Similarly, you could crank up the amount you save each month
and cut costs, by favoring mutual funds with lower annual expenses
and using a discount broker when buying individual stocks. "Most of us, if we really got serious about it, could
increase the amount we save," Mr. Van Der Noord reckons.
He adds that there is plenty of room to eliminate the drag
from taxes, by making full use of tax-deferred savings accounts
like 401(k) plans and individual retirement accounts. "Ironically, the area where people feel they have the least
control, taxes, is where they have the most control," he
says.
Investors may also be able to bolster their raw investment
returns, but not in the way they think. Rather than trying
to pick market-beating stocks and funds, investors could simply
boost the percentage of their portfolio devoted to stocks. If you shifted from a mix of 50% stocks and 50% bonds to a
portfolio that is 60% stocks and 40% bonds, you increase your
expected annual return by maybe half a percentage point.

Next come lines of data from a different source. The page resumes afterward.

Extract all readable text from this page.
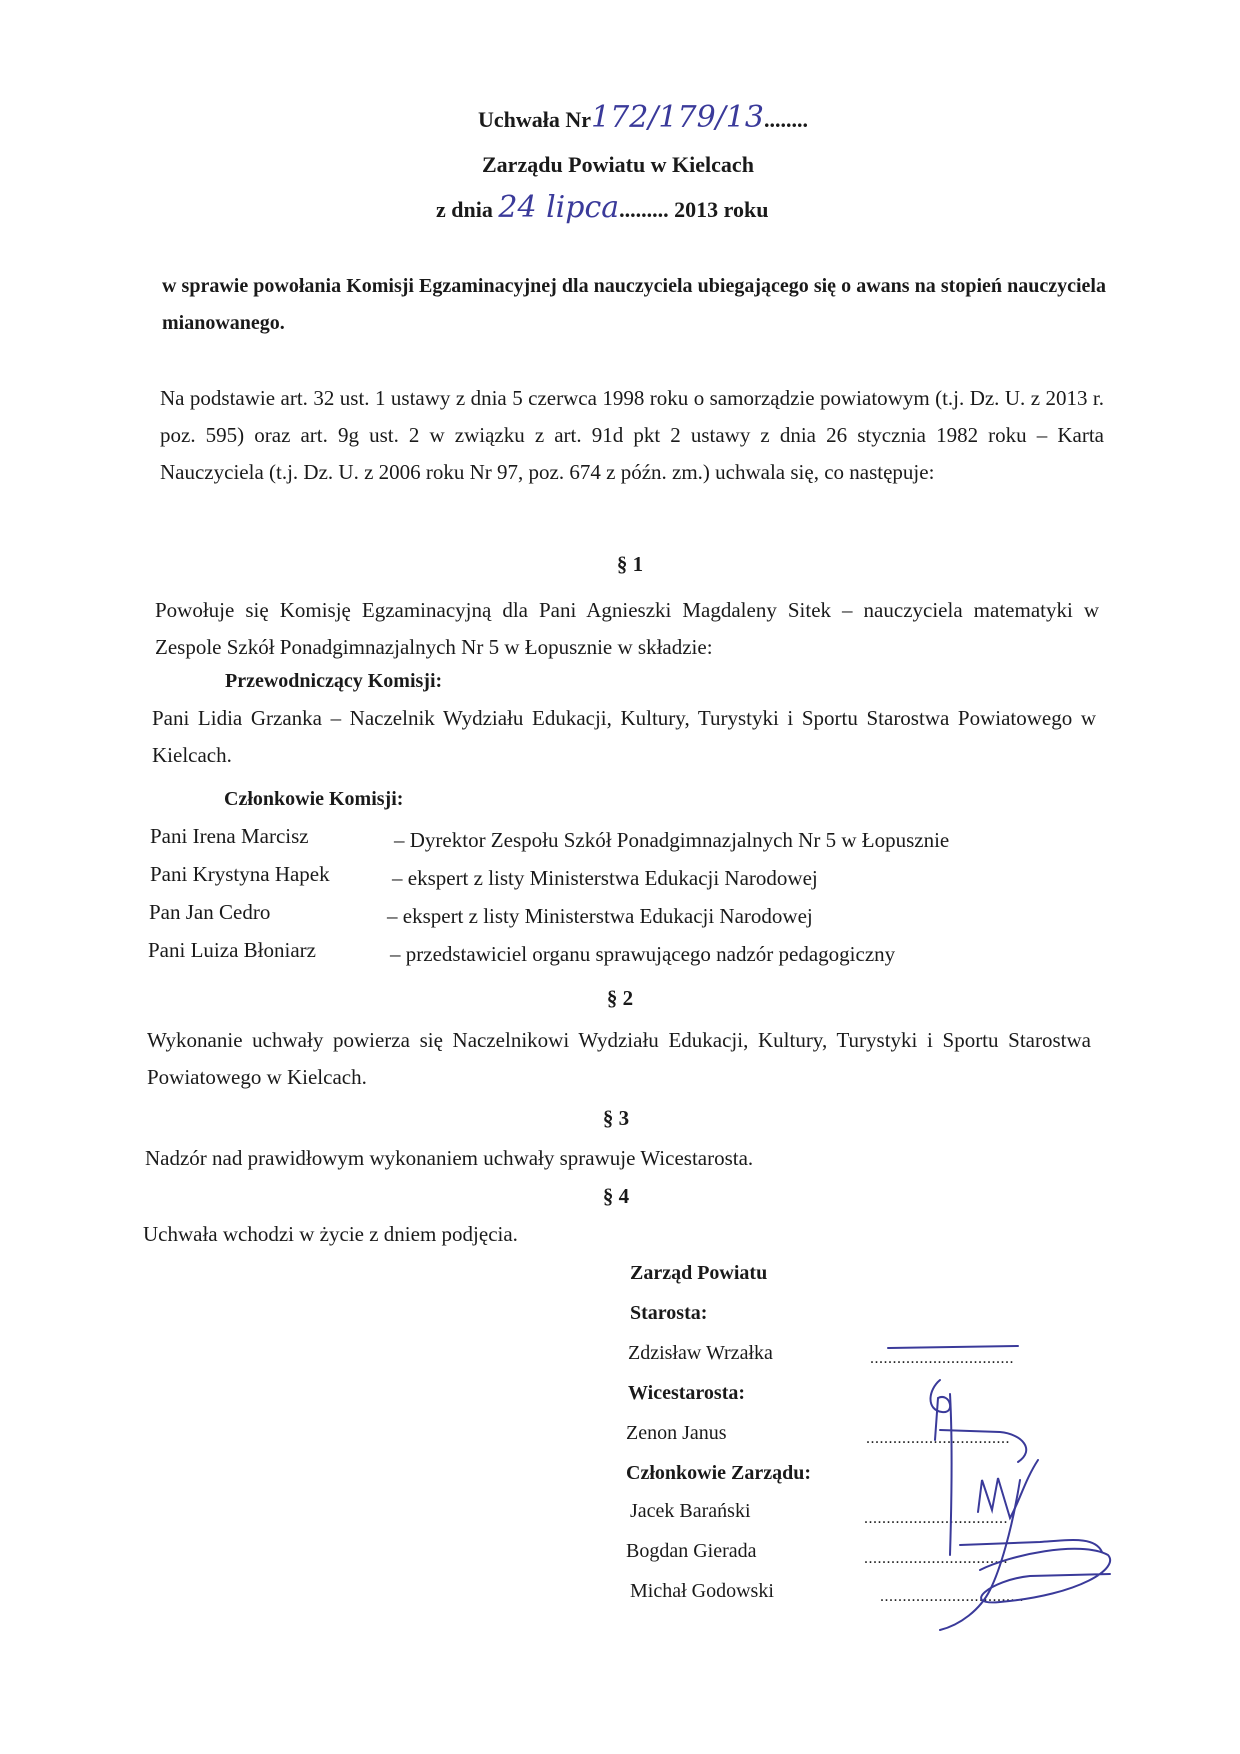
Uchwała Nr172/179/13........
Zarządu Powiatu w Kielcach
z dnia 24 lipca......... 2013 roku

w sprawie powołania Komisji Egzaminacyjnej dla nauczyciela ubiegającego się o awans na stopień nauczyciela mianowanego.

Na podstawie art. 32 ust. 1 ustawy z dnia 5 czerwca 1998 roku o samorządzie powiatowym (t.j. Dz. U. z 2013 r. poz. 595) oraz art. 9g ust. 2 w związku z art. 91d pkt 2 ustawy z dnia 26 stycznia 1982 roku – Karta Nauczyciela (t.j. Dz. U. z 2006 roku Nr 97, poz. 674 z późn. zm.) uchwala się, co następuje:

§ 1

Powołuje się Komisję Egzaminacyjną dla Pani Agnieszki Magdaleny Sitek – nauczyciela matematyki w Zespole Szkół Ponadgimnazjalnych Nr 5 w Łopusznie w składzie:

Przewodniczący Komisji:

Pani Lidia Grzanka – Naczelnik Wydziału Edukacji, Kultury, Turystyki i Sportu Starostwa Powiatowego w Kielcach.

Członkowie Komisji:
Pani Irena Marcisz	– Dyrektor Zespołu Szkół Ponadgimnazjalnych Nr 5 w Łopusznie
Pani Krystyna Hapek	– ekspert z listy Ministerstwa Edukacji Narodowej
Pan Jan Cedro	– ekspert z listy Ministerstwa Edukacji Narodowej
Pani Luiza Błoniarz	– przedstawiciel organu sprawującego nadzór pedagogiczny
§ 2

Wykonanie uchwały powierza się Naczelnikowi Wydziału Edukacji, Kultury, Turystyki i Sportu Starostwa Powiatowego w Kielcach.

§ 3

Nadzór nad prawidłowym wykonaniem uchwały sprawuje Wicestarosta.

§ 4

Uchwała wchodzi w życie z dniem podjęcia.

Zarząd Powiatu
Starosta:
Zdzisław Wrzałka	................................
Wicestarosta:
Zenon Janus	................................
Członkowie Zarządu:
Jacek Barański	................................
Bogdan Gierada	................................
Michał Godowski	................................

That small adjustment can make a huge difference to your
eventual wealth, especially when combined with increased savings,
more time and lower investment costs.
How much are such changes worth? Imagine two investors
who are saving for retirement during a period when stocks deliver
11% a year and Treasury bonds return 6%. Both investors are
funding individual retirement accounts, so neither is paying taxes
on each year's investment gains.
Our first investor saves $100 a month for 30 years. He
keeps 60% of his portfolio in actively managed stock funds that
levy 1.4% in annual expenses, close to the average for diversified
U.S. stock funds. The rest of his portfolio, 40%, goes into
Treasury bonds. Our first investor believes he can get an
edge by picking superior stock funds.
Our second investor, meanwhile, doesn't have any confidence
in his ability to pick superior funds, so he puts his stock-market
money in a market-tracking index fund that charges 0.2% a year. Instead, our second investor focuses his energies elsewhere.
For instance, he decides to raise his stock allocation to
65%, with just 35% going into Treasury bonds. He also cranks
up his monthly savings to $105, and he starts saving for
retirement two years earlier, so that he has 32 years to invest.
Result? Our second investor has about $220,000 at
retirement. To amass the same amount, our first investor
would have to pick stock funds that, before expenses, beat the
market's 11% return by more than three percentage points a year.
What are the chances that, for 30 years, our first investor
could keep his money invested with managers who beat the market by
that much? "Nil," Mr. Canter says. "There could be money managers who have done that over the
last 30 years. But . . . that doesn't mean they'll do it
again. Besides which, they'll probably retire."